A while back, I reviewed the Olympus OM-D EM-10 and came away damn near head over heels with the small, charming camera. The new Mark II version enhances nearly every aspect of the camera, but it’s still the little friend we know and love.
If you’ve never heard of an OM-D EM-10, here’s what you need to know: it was the cheapest of Olympus’s OM-D line of interchangeable lens cameras, which are known both for being tiny and for their classic look and feel. Starting at $700, the EM-1 housed a 16-megapixel sensor and mounted a host of terrific Micro Four Thirds lenses.
None of that has changed. In fact, I’d bet the pictures you take with the Mark II would look pretty much the same. Only now, it should be easier than ever to take sharp, stable shots under changing conditions.

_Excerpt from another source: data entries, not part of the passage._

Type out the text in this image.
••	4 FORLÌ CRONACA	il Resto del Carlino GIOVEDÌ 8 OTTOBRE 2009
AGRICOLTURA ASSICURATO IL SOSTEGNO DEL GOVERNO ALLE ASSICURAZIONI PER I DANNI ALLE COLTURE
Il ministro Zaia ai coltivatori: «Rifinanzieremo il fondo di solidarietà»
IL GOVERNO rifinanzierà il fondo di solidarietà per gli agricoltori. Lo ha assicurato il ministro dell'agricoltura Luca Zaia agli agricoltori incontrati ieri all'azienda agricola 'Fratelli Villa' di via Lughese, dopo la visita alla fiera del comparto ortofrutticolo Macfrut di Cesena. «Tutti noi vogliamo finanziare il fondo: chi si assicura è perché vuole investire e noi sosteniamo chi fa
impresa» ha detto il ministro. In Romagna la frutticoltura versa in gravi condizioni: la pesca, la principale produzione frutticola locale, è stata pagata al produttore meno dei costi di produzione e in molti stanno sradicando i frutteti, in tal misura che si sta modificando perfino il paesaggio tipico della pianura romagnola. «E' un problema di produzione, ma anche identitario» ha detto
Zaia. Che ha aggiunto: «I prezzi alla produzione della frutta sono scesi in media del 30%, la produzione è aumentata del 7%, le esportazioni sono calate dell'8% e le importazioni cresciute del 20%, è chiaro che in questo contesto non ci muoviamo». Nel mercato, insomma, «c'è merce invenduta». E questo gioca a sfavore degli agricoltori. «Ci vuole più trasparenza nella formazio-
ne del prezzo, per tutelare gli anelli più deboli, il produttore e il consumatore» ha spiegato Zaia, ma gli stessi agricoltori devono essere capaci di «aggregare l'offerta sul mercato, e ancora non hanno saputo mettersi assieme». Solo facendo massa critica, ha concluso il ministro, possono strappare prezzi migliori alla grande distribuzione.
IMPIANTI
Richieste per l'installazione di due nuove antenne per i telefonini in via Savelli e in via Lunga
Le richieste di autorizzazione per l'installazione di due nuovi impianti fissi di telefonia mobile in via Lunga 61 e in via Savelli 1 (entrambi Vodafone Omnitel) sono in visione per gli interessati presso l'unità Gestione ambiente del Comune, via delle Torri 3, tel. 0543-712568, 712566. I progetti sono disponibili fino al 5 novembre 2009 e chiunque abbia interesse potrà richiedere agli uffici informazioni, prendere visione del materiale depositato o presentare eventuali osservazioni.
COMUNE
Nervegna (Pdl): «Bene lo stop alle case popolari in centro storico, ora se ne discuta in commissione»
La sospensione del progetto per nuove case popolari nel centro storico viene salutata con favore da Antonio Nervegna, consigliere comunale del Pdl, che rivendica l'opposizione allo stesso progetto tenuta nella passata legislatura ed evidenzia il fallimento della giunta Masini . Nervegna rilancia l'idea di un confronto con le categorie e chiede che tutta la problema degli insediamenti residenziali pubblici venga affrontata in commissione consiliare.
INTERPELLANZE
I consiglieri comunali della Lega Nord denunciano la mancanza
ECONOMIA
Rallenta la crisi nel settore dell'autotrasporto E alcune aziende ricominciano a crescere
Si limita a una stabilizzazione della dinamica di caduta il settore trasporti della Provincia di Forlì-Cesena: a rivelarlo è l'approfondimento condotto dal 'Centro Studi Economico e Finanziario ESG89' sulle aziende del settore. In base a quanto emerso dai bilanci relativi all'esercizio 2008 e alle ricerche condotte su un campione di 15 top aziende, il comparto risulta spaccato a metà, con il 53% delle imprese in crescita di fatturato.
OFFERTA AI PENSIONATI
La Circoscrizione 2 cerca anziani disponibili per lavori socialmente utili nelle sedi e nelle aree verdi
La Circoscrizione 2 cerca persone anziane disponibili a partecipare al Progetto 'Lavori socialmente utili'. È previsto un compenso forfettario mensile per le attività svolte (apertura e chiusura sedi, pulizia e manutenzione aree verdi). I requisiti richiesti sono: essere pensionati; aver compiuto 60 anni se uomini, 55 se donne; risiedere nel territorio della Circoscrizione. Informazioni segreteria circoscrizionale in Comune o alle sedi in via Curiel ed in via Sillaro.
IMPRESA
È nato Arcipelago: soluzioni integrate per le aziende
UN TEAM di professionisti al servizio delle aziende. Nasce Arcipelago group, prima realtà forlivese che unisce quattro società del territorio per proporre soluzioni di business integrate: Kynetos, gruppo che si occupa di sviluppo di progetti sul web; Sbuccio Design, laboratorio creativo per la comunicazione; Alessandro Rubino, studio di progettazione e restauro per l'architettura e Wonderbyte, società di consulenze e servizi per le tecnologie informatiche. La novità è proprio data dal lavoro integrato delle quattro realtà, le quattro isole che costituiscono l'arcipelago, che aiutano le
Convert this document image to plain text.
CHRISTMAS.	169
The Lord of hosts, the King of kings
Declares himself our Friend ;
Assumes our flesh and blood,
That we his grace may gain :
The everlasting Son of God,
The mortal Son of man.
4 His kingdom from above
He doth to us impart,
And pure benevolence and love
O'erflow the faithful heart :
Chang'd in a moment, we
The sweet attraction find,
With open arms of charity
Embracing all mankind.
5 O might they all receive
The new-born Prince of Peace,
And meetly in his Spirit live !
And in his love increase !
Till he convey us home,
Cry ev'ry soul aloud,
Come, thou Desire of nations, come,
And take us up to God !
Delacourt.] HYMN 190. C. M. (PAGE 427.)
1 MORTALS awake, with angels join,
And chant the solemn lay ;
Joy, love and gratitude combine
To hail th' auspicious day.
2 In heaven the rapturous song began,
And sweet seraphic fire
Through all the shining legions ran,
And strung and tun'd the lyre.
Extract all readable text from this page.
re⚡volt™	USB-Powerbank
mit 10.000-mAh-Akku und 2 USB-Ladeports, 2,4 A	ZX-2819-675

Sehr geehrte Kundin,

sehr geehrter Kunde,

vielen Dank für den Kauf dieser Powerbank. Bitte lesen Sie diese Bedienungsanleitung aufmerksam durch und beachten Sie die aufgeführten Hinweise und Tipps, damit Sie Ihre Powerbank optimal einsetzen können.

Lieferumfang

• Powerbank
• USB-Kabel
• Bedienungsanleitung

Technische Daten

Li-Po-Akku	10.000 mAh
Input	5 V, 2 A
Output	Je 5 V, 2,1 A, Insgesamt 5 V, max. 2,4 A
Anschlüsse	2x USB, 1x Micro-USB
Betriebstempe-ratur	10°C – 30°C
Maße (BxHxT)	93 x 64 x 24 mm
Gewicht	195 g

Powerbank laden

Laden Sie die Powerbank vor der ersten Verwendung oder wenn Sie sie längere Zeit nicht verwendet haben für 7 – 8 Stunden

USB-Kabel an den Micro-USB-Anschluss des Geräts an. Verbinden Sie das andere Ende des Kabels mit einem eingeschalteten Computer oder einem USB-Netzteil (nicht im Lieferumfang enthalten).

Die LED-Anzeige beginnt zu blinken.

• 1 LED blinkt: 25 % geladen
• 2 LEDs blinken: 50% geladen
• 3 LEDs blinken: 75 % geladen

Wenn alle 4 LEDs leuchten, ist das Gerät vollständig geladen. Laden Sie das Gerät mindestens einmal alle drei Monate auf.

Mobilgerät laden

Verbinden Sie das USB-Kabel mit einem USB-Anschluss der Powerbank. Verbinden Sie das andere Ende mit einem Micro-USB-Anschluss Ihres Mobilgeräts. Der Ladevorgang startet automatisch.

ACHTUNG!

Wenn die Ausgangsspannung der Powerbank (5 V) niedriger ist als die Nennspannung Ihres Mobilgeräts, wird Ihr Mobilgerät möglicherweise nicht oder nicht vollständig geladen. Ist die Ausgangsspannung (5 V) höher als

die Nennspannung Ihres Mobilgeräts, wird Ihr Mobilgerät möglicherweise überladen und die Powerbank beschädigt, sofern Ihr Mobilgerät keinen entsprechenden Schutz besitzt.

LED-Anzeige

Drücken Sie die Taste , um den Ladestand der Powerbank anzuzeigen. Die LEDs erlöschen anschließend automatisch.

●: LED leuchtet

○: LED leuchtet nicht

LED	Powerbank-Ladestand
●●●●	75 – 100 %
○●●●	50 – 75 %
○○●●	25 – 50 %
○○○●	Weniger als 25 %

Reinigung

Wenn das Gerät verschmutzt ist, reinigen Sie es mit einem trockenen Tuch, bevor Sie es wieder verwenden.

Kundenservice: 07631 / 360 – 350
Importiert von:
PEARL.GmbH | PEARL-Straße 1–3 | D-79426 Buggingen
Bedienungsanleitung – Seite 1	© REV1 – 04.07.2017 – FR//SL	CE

For starts, Olympus is adding back the 5-axis sensor shift stabilization system it uses on more advanced cameras like the E-M5 Mark II. I didn’t notice a huge difference between the 3-axis and 5-axis systems in my original EM-1o review, but it certainly can’t hurt to have the additional help in keeping shots blur-free.
Second, the camera’s built-in electronic viewfinder sounds much improved. It’s got a crisper 2.36 million dot OLED display, up from the 1.44 million dot resolution you could get before. And realizing how enthusiasts enjoyed using the EVF, Olympus has refined the controls too, putting dual dials and a programmable function key within easier reach while your face is pressed up against the camera.
There’s also a slightly faster TruePic VII image processor that allows for 8.5 frame-per-second continuous shooting (compared to 8fps with the original) and 1080p video at 60 frames per second (compared to 30fps before). The three-inch tilting touchscreen LCD, 81-point autofocus system, and pop-up flash remain intact.
Perhaps the most welcome news is the price, though: the new and improved OM-D EM-10 Mark II now starts at $650 for the body alone, or $800 with a 14-42mm f 3.5-5.6 zoom lens. That’s $50 to $100 cheaper than before. Mind you, the original body can be found for $500 these days, if you know where to look.